Une dynamique économique et régionale
Sur le plan macroéconomique, la bascule vers des identifiants numériques interopérables pourrait générer, selon la Commission économique pour l’Afrique, une hausse du produit intérieur brut de 2 % à 3 % en réduisant les pertes fiscales liées à l’informel. Le Congo entend également se positionner comme hub sous-régional en matière de services authentifiés, profitant de ses dorsales fibre optique et de la redondance fournie par le câble sous-marin 2Africa.

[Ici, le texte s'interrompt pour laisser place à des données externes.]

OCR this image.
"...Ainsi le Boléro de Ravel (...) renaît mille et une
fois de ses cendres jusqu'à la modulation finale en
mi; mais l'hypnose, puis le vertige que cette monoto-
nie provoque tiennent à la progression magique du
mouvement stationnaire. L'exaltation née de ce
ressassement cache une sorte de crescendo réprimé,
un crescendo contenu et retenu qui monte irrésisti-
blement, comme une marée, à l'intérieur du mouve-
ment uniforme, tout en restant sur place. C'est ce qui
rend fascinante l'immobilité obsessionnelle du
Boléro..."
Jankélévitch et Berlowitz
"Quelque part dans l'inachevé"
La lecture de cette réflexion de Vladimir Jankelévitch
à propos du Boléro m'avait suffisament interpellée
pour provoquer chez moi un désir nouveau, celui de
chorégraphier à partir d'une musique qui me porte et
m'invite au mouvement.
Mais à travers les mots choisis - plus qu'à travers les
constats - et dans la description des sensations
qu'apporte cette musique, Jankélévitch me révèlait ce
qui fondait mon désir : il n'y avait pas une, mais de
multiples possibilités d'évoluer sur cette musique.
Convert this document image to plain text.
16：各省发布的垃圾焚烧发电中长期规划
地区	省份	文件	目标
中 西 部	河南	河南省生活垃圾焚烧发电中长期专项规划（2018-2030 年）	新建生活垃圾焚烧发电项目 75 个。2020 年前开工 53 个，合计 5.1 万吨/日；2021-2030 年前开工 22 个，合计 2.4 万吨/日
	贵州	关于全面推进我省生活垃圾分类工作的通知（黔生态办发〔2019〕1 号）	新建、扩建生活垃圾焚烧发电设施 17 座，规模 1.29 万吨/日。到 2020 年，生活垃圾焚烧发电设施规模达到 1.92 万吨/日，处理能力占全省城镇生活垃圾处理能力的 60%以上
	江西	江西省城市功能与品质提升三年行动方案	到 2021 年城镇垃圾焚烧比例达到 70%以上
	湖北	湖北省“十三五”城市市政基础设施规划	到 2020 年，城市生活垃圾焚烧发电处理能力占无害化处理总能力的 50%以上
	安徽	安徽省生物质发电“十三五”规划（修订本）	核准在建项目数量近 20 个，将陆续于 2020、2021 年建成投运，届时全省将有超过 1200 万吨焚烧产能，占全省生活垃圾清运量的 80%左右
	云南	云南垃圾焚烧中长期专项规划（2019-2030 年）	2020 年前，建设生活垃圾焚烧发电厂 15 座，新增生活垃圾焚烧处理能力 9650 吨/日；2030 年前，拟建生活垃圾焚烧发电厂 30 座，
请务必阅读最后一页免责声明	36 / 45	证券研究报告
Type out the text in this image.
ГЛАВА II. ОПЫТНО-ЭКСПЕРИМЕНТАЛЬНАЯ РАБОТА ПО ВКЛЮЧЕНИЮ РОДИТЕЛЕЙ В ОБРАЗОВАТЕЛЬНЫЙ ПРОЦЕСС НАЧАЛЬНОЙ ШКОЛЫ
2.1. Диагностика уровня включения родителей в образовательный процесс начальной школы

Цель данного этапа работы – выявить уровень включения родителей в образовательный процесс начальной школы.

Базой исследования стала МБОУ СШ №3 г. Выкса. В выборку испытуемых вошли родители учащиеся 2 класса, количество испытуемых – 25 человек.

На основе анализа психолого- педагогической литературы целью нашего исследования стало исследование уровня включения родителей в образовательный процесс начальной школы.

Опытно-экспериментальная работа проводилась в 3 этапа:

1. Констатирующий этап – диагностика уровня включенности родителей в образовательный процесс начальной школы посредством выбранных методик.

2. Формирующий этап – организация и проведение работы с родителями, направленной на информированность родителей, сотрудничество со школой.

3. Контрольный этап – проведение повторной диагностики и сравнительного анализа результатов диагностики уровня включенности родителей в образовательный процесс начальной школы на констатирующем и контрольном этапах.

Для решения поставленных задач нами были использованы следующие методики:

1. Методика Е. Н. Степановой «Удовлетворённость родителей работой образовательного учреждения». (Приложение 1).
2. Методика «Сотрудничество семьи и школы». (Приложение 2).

Cette stratégie rejoint les ambitions de la Zone de libre-échange continentale africaine, où la reconnaissance mutuelle des identités numériques pourrait fluidifier les échanges et accroître la mobilité des compétences. En se dotant rapidement d’un système robuste, Brazzaville espère ainsi capter une part des investissements technologiques destinés au bassin du Congo.
La souveraineté numérique comme horizon stratégique
En filigrane, la réflexion revient toujours à la souveraineté, notion que le ministre Léon Juste Ibombo a brandie comme fil conducteur du chantier. « Nous n’avons d’autre choix que de bâtir un système d’identité numérique fiable, inclusif et sécurisé », a-t-il rappelé, soulignant que la préservation de la souveraineté numérique passe par la maîtrise locale des données stratégiques et par la montée en compétence des ressources humaines nationales.
L’agenda « Congo Digital 2025 » illustre cette vision holistique où infrastructures, formation, financement et cadre juridique avancent de concert. Si les défis restent légion — interopérabilité des bases existantes, couverture réseau des zones enclavées, adoption culturelle — la dynamique enclenchée laisse entrevoir un écosystème numérique cohérent, porteur de valeur ajoutée et protecteur des libertés fondamentales.
À mesure que le pays finalise ses choix technologiques, il demeure attentif à l’équilibre délicat entre innovation et régulation. L’identité numérique, en façonnant l’interface entre l’État et l’individu, apparaît comme l’un des principaux marqueurs du contrat social rénové que Brazzaville souhaite proposer à ses citoyens et à ses partenaires internationaux.